I must parse big html text files and extract substrings which match a certain pattern. For example:

<span id='report-9429'>Report for May 2009</span>
A lot of code and text.
<span id='report-10522'>Report for Apr 2009</span>
A lot of code and text.
<span id='report-15212'>Report for Apr 2009</span>

Where 9429, 10522 and 15212 are the parts which I must get as array of substrings. The file contains many of these, and I need to get all of them.

Is there some sort of RegExp feature in Cocoa? And how would such a RegExp look like?


Solution

  • You might use NSRegularExpression (though apparently it doesn't work on Snow Leo) or RegexKit.

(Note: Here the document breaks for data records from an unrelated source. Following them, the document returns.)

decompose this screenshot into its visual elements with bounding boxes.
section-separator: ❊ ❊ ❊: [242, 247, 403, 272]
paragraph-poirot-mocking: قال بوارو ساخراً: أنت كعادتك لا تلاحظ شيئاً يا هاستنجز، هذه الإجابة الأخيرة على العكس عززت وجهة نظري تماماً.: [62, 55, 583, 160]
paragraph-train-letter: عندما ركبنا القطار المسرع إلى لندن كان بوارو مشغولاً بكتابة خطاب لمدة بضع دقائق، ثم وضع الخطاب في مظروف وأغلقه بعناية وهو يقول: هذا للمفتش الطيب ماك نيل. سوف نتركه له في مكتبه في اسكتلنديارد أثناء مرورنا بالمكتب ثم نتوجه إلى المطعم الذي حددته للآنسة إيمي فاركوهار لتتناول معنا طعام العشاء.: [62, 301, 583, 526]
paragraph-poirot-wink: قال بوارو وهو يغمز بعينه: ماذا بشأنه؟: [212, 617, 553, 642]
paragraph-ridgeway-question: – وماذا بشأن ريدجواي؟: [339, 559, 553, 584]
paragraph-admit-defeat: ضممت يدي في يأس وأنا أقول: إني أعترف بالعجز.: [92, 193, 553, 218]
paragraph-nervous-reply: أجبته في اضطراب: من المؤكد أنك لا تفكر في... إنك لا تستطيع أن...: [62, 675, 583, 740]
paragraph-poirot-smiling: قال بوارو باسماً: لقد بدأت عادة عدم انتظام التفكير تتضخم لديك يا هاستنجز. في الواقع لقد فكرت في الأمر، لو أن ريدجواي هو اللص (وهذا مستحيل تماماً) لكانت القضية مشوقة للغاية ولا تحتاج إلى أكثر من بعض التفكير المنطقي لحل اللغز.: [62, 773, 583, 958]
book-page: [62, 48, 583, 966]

    Your regex might look like this:

    <span id='report-(\d+)'>Report for \w+ \d+</span>
    

    For NSRegularExpression, the code might look like this:

    NSString *pattern = @"<span id='report-(\d+)'>Report for \w+ \d+</span>";
    NSRegularExpression *regex = [NSRegularExpression regularExpressionWithPattern:pattern
                                                                           options:0
                                                                             error:nil];
    [regex enumerateMatchesInString:string
                            options:0
                              range:NSMakeRange(0, [string length])
                         usingBlock:^(NSTextCheckingResult *result, NSMatchingFlags flags, BOOL *stop) {
        NSString *reportId = [string substringWithRange:[result rangeAtIndex:1]];
        // Do something with reportId
    }];